I have been “silent” for over two weeks – not because there was nothing to say but because we have been working very hard to get the first version of Chem4Word frozen. For Joe and me that means that when we get up in the early morning we think of nothing else and when we try to go to sleep it is whizzing round in our heads. This type of 100+ hour coding week can turn people into subhumans …
… But we’ve frozen the API and are technically in bug-fix mode. There are, of course, bugs to fix and we are tackling them. But we have our sights on releasing RSN (real soon now).
I should make it clear that Chem4Word will be Open Source. Everyone in the project is geared towards that. Microsoft is now starting to release considerable amounts of Open Source, and we are pushing hard to get the final legal clearance. I’m happy to discuss on this blog what Microsoft + Open Source means in a later blog post. I know there are readers who believe that Microsoft’s motto is “do only evil” – and I used to be close to that view. But Microsoft has changed, and so have I.
Our current strategy – and this may change – is to release as Open Source and to create a governance model that will allow managed Open development. There are lots of projects in software engineering such as Eclipse, Apache, etc. which have successful models. There are no such models in chemistry so we are in new territory. I’d welcome suggestions and offers.
I’ll be writing more about C4W but at present just a statement of some of the major bits
-
C4W consists of several modules, some of which are formally independent of Word.
-
The chemistry engine (based on CML and JUMBO, hence .NUMBO – “dotNUMBO”) is written in C#
-
The graphics and UI is based on WPF/XAML in C#
-
There is a stateless interface (CID) between the UI and .NUMBO which defines an abstraction of chemical commands
-
There is an import pipeline which enforces syntactically and semantically valid chemistry, thus avoiding the problem of not knowing what the chemical input actually represents.
-
There is considerable functionality (e.g. gallery, navigator) to interact with the Word document.
Chem4Word is a semantic editor – I suspect it’s the first for chemistry.

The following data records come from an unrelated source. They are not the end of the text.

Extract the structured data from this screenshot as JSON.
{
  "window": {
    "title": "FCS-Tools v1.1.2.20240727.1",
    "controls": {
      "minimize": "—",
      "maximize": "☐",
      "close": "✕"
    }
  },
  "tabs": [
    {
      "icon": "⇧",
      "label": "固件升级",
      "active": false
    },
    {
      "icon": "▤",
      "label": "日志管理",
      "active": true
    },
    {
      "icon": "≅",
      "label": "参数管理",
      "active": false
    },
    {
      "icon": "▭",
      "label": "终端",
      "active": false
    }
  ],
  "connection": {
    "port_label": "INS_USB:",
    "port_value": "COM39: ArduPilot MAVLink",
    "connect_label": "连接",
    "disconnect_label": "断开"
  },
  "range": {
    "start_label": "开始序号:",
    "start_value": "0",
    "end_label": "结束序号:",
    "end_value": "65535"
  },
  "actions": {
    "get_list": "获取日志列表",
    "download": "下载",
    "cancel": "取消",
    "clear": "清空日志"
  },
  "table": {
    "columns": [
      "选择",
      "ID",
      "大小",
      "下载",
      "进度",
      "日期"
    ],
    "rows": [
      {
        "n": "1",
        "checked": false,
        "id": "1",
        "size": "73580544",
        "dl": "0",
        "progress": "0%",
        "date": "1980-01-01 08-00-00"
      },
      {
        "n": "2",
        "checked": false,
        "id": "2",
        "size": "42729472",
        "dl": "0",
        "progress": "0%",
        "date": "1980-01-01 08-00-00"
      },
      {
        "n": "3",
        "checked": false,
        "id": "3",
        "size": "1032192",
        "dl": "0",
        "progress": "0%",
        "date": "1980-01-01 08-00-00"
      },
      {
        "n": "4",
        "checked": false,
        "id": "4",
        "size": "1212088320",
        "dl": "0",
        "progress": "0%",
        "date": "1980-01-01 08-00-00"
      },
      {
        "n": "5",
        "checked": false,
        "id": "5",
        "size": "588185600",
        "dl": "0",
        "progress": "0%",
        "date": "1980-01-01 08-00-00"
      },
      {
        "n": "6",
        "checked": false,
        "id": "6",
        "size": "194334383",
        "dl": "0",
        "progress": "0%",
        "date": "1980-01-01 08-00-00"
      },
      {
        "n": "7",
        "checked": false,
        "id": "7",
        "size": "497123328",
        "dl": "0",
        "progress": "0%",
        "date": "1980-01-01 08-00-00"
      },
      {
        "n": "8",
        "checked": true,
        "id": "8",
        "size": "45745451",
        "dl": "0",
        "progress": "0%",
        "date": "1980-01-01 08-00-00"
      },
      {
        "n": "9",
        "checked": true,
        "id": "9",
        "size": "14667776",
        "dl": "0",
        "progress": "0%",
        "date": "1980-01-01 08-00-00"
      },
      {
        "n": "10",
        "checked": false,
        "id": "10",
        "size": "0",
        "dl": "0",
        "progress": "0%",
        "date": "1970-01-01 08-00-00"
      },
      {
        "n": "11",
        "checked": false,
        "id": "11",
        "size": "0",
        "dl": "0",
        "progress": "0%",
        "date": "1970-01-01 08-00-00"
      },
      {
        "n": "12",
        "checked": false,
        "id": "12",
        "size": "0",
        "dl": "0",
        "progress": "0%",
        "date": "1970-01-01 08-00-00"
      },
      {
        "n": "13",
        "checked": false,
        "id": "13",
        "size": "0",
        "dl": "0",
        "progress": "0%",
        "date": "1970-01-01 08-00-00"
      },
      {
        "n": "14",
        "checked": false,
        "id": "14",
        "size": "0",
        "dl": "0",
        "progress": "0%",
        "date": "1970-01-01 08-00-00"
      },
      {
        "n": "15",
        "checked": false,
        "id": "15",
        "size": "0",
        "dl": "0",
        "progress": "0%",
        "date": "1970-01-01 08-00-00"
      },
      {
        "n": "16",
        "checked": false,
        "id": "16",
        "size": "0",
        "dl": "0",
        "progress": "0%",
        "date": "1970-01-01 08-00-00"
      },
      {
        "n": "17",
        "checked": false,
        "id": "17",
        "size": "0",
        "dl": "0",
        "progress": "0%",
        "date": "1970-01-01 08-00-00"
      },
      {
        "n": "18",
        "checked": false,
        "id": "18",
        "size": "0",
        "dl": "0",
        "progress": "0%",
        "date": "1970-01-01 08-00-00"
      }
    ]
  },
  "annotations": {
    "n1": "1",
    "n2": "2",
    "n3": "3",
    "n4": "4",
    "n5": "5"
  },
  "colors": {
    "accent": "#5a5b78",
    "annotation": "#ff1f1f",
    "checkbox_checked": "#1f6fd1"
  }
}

Writing semantically correct code and documents is a hard discipline. Most current chemical tools require a sighted human to make judgements as to what something means, but this does not work in the era of the Semantic Web where machines must make accurate deductions. For example many tools allow the user to “add a + charge to an atom”, but what does this actually mean? Does it change the implicit hydrogen count? Or the spinMultiplicity? The answer is that it depends on the chemistry and there is no universal algorithm to do this. So C4W is built with a framework that allows semantics to be imposed by the chemistry.
In summary, we have got a toolset with significant novel functionality – even in places some limited “chemical intelligence”. When it’s released I will write blog posts explaining some of this.
Many thanks to the team – Joe, Tola, Tim, Alex, Lee, Jim+Jim.
Microsoft indeed starting to release GPL-ed software, which I, like some other, think is positive. Regarding the choice for for piece to start with, I think they, for once, forgot to consult the marketing team, and chose a project where they were actually in violation of GPL, making the release not their choice, but actually obligatory, worsening peoples view on Microsoft’s own interest in Open Source. Another issue here, is that the first thing the made open source only benefits their own proprietary software (at least at this moment). But it is a start, and anything released GPL will never go away.
I think the cheminformatics community is seeing the value of semantics in chemical editing, and understood that even closed-source product have shown serious evolution in this area. JChemPaint also followed the semantic path for a while, but does not have the advantage of tight integration in a production phase editing tool like Chem4Word has. With the current marketshare of Word, this editor will quickly see a quick uptake and bring semantic chemical editing to a new audience, that of organic chemists. This is positive, and anything drawn in this tool will be semantic and interoperate with other tools. That is positive too, even if many of us will not use the editor at all, like me.